Tatlı dil ve güler yüz...

20/03/2019 Çarşamba Köşe yazarı A.U

Evliyânın büyüklerinden Fudayl bin İyâd hazretleri, 187 (m. 803) yılında Mekke’de vefât etti.

Bir gün sevdiklerine;

"Din nasihattir. Her Müslüman elinde ne imkân varsa, onunla Allah'ın kullarına emr-i mâruf yapmalıdır" buyurdu.

Dinleyenler sordu:

"Nasıl yapalım efendim?"

Büyük velî;

"İlmi olan ilmiyle, malı olan malıyla, mevkîsi olan mevkîsiyle yapar" buyurdu.

● ● ●

Fudayl bin İyâd hazretleri bir gün, bazı sevdiklerine;

"Bir kişi Allah'a âsi, günahkâr olsa, mahlûklar da ona isyân eder.
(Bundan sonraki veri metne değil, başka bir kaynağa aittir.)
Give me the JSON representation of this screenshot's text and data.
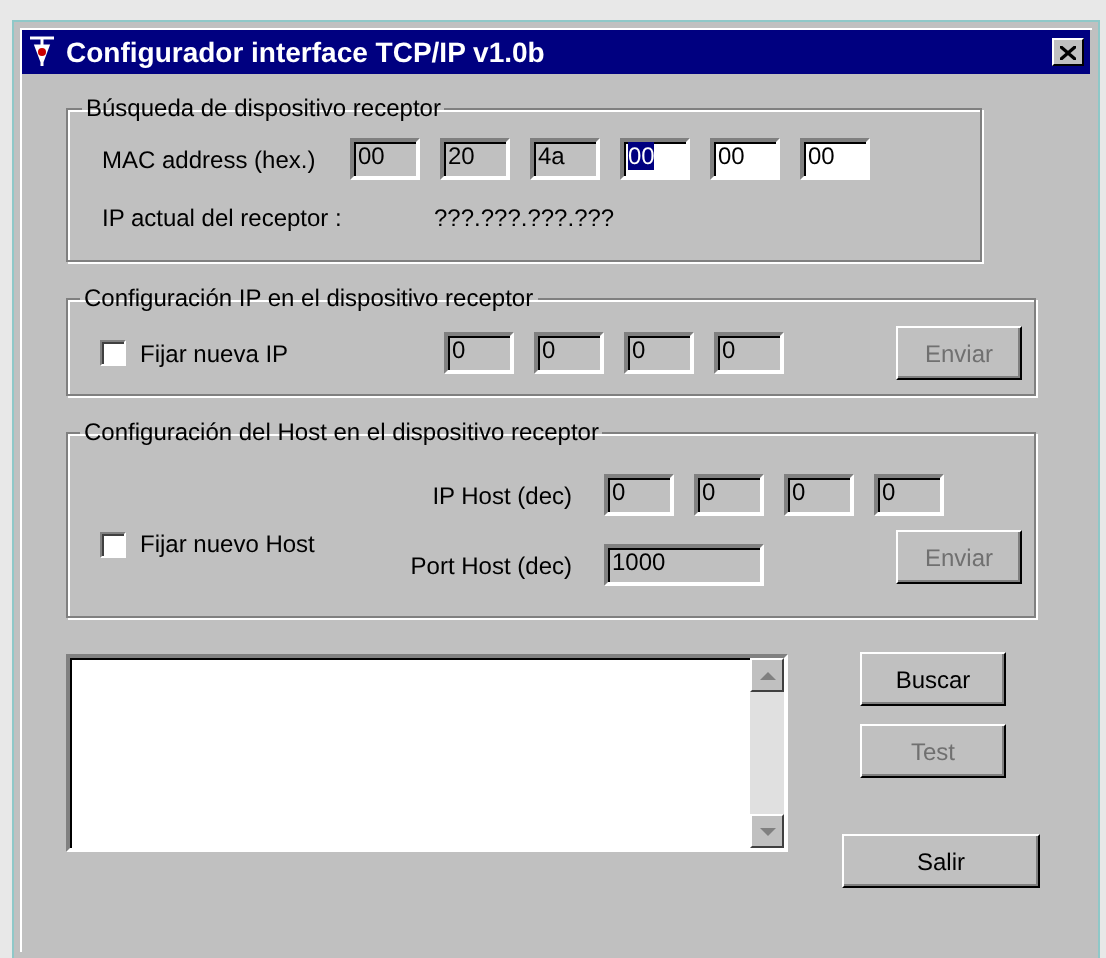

Ben; Rabbime isyân edip etmediğimi, hayvanlarımın bana olan tavrından anlarım" buyurdu.

Dinleyenler sordu:

"Nasıl anlarsınız?"

Cevâben onlara;

"Şöyle anlarım ki; Ben Rabbime itâat edersem, onlar da bana itâat eder, ben isyân edersem, onlar da bana isyân ederler" buyurdu.

● ● ●

Bu velî zât bir gün de sohbetinde, cemaate;

"İnsanın yanındakilerle, tatlı dil ve güler yüzle, sevgi ve muhabbetle iyi geçinmesi, geceleri namaz kılmasından, gündüzleri oruç tutmasından daha iyidir" buyurdu.